JAKARTA, GRESNEWS.COM - Penanganan kasus vaksin palsu menuai sorotan tajam dari berbagai kalangan. Bahkan kabar terakhir sampai terjadi pemukulan pada direktur RS Elizabeth, Kemang Pratama, Kota Bekasi oleh orang tua pasien yang menuntut pertanggungjawaban soal vaksin palsu.

Anggota Komisi IX DPR Saleh Partaonan Daulay menilai kinerja Satgas dalam mengungkap kasus vaksin palsu dinilai lamban. Akibatnya masyarakat menjadi resah dengan peredaran vaksin palsu yang beredar di 14 Rumah Sakit seperti yang diumumkan oleh Menteri Kesehatan.

"Ini akibat Satgas enggak jalankan yang direkomendasikan Komisi IX DPR RI dalam rapat.

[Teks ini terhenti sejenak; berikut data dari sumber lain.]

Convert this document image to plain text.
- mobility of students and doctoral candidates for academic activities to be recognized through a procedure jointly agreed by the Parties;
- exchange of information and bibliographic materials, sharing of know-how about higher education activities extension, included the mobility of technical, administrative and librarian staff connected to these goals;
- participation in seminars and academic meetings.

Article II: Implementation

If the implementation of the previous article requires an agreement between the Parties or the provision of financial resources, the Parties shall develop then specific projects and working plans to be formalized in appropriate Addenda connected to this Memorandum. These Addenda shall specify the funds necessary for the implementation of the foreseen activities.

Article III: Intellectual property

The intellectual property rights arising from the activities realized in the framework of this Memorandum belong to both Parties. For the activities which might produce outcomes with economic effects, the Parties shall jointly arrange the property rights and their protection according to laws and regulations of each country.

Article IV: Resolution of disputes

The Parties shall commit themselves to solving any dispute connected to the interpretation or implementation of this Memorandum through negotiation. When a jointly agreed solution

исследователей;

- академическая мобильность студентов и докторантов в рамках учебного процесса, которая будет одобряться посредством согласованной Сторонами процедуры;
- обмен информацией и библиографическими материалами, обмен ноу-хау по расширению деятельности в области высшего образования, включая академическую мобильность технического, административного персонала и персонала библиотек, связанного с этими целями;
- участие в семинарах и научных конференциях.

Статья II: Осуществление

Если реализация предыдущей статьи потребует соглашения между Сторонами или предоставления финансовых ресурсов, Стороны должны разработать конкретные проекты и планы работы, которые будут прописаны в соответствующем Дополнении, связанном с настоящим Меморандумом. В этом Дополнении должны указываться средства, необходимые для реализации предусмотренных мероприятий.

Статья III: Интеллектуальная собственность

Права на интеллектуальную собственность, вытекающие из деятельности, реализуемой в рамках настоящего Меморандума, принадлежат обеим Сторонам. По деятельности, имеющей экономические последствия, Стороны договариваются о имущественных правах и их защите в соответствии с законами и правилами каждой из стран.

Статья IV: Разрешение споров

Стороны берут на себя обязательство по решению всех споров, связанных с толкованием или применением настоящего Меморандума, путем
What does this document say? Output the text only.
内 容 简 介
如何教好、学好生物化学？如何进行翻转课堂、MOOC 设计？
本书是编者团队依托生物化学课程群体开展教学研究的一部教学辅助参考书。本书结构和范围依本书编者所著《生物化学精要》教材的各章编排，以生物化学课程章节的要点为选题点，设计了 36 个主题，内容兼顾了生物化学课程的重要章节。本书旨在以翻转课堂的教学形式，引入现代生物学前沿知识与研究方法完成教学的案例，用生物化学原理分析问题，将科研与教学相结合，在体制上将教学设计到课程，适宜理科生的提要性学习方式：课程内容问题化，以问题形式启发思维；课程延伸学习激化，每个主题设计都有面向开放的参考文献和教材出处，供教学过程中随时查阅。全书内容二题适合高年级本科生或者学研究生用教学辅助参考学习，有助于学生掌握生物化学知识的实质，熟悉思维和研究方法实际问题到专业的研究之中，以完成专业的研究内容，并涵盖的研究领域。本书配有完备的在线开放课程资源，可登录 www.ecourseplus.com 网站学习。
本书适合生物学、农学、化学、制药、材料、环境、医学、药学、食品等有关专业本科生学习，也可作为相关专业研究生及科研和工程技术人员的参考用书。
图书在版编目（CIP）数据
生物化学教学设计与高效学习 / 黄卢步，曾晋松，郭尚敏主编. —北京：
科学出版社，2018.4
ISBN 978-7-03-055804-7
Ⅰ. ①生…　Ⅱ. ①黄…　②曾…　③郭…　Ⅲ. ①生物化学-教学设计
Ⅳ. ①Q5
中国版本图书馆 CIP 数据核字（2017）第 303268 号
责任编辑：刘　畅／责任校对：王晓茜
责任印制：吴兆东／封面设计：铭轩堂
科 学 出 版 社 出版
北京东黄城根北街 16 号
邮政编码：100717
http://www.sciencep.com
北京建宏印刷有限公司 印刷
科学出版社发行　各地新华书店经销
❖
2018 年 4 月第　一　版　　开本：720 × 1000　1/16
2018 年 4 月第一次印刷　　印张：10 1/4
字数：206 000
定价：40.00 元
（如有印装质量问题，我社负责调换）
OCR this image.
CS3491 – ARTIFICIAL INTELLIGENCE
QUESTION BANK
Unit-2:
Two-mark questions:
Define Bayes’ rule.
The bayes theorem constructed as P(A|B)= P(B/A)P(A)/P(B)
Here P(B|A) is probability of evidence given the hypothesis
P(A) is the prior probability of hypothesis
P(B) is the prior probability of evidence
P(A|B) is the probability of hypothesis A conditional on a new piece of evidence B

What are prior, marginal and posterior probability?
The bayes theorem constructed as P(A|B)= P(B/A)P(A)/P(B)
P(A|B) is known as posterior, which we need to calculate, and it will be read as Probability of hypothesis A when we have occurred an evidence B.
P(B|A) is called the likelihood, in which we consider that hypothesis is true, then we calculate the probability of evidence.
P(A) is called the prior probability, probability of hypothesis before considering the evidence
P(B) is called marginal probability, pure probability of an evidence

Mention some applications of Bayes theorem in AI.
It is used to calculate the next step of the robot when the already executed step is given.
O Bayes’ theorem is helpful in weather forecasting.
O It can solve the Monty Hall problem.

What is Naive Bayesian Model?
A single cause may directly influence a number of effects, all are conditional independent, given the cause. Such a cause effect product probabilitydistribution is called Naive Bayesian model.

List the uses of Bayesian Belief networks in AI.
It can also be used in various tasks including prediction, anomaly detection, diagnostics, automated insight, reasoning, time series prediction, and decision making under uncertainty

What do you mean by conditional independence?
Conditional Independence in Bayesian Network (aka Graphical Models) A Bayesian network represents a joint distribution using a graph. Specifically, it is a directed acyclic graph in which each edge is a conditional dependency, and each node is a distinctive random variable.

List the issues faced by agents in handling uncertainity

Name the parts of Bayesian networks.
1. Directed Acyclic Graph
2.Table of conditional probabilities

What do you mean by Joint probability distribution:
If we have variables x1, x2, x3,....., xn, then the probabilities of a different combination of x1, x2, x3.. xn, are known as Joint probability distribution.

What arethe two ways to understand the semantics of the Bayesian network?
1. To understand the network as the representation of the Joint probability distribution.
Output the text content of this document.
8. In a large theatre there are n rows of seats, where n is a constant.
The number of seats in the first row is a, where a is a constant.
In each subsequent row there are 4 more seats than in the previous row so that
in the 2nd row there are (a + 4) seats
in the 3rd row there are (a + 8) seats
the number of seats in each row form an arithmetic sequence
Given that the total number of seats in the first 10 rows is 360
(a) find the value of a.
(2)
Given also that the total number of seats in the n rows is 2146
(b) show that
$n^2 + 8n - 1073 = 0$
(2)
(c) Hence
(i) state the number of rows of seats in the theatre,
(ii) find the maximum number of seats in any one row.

Kami menyarankan, agar satgas langsung turun ke RS atau fasilitas kesehatan yang telah diumumkan," kata Saleh dalam sebuah diskusi, Sabtu (16/7).

Saleh menyatakan dalam rapat bersama Komisi IX yang membidangi kesehatan, telah merekomendasikan agar satgas juga mampu memberikan penjelasan kepada pihak korban. Dia melihat tim penanganannya masih sangat lemah dalam koordinasi antar instansi. Seharusnya di setiap rumah sakit sudah ditempatkan tim baik dari kepolisian, dokternya dan pihak ahli medis yang bisa memberikan penjelasan secara medis.

"Jadi kalau masyarakat butuh penjelasan soal medis sudah ada orangnya. Kalau butuh penjelasan soal penegakan hukum sudah ada polisi," ujar Saleh.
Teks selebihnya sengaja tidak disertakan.